18 November 2007
Were it not for the fact that I wanted a holiday book for Book of the Week (and that I adore The Ugly Pumpkin,) Arthur Yorinks' The Witch's Child would have been chosen. And if my daughter made the decisions on this blog, you can guarantee that this book would have gotten the nod. She liked it so much that she asked me to read it twice tonight, at the expense of a chapter of Meet Samantha.

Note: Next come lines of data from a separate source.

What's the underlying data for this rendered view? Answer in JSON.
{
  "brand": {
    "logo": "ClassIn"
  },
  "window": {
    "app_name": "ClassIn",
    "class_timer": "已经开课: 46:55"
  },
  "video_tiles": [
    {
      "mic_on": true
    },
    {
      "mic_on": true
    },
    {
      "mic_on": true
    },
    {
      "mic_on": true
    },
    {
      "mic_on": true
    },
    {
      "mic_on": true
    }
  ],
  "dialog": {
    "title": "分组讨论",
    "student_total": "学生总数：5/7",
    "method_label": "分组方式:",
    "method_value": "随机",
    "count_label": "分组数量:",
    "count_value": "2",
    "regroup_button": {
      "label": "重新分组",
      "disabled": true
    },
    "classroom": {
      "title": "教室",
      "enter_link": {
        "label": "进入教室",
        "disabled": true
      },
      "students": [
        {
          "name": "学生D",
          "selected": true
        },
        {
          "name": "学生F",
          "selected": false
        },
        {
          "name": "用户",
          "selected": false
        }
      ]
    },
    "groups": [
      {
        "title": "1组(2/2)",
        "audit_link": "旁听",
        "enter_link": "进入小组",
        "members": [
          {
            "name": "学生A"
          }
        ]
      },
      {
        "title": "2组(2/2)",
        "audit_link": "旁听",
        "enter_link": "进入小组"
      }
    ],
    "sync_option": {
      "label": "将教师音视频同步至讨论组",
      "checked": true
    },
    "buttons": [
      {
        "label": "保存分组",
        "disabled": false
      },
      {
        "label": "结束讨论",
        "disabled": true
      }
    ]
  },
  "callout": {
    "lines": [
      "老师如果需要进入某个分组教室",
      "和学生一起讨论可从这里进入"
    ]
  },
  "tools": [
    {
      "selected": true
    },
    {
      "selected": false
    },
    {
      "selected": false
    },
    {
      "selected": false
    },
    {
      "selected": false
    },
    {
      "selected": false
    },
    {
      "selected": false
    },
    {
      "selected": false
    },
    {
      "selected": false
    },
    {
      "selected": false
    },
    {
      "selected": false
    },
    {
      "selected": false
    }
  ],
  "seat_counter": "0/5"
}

So here's the story: for reasons known only to herself, the rather nasty witch Rosina decides that she would like to have a child. So she makes herself one and names her Rosalie. She gives the child a room full of toys and anything her heart could desire (but being heartless herself, how would Rosina know anything about 'heart's desire'?) When Rosina cannot find a way to bring Rosalie to life, she discards her; no "Gepetto Parent of the Year" awards here! Then, to accentuate her nastiness, Rosina turns local children into thorn bushes. All seams dire until Lina, "an inquisitive girl," wanders into the witch's house and finds the abandoned Rosalie. She cleans her up and plays with her. A little love goes a long way, as the witch discovers too late.
The message of the book is fairly clear; love makes us real. It is a theme we have seen in The Velveteen Rabbit, and even fairy tales like Sleeping Beauty and Snow white, where a kiss literally restores life. No wonder my daughter wanted to hear it twice. But as the parent reading this book, I came away with a completely different message. The final line of the story, in describing the return of the children who were turned into thorn bushes, is, "With Rosina gone, her clouds departed, and finally, in the sun's embrace, the bushes that were children were children again, and their parents loved them and were thankful for them and properly cared for them, as well they should." Bad parenting is rampant in this book, from the dodgy rationale behind Rosina's parental urge, to Lina who "strayed too far from her parents". Well, it would seem that she strayed too far, just as the thorn bush children were "lured away," because the parents were not paying attention. So for me, the message is "Love 'em or lose 'em." Be thankful for your children, because they are gifts, not rights.
Gee, maybe this is a holiday book after all.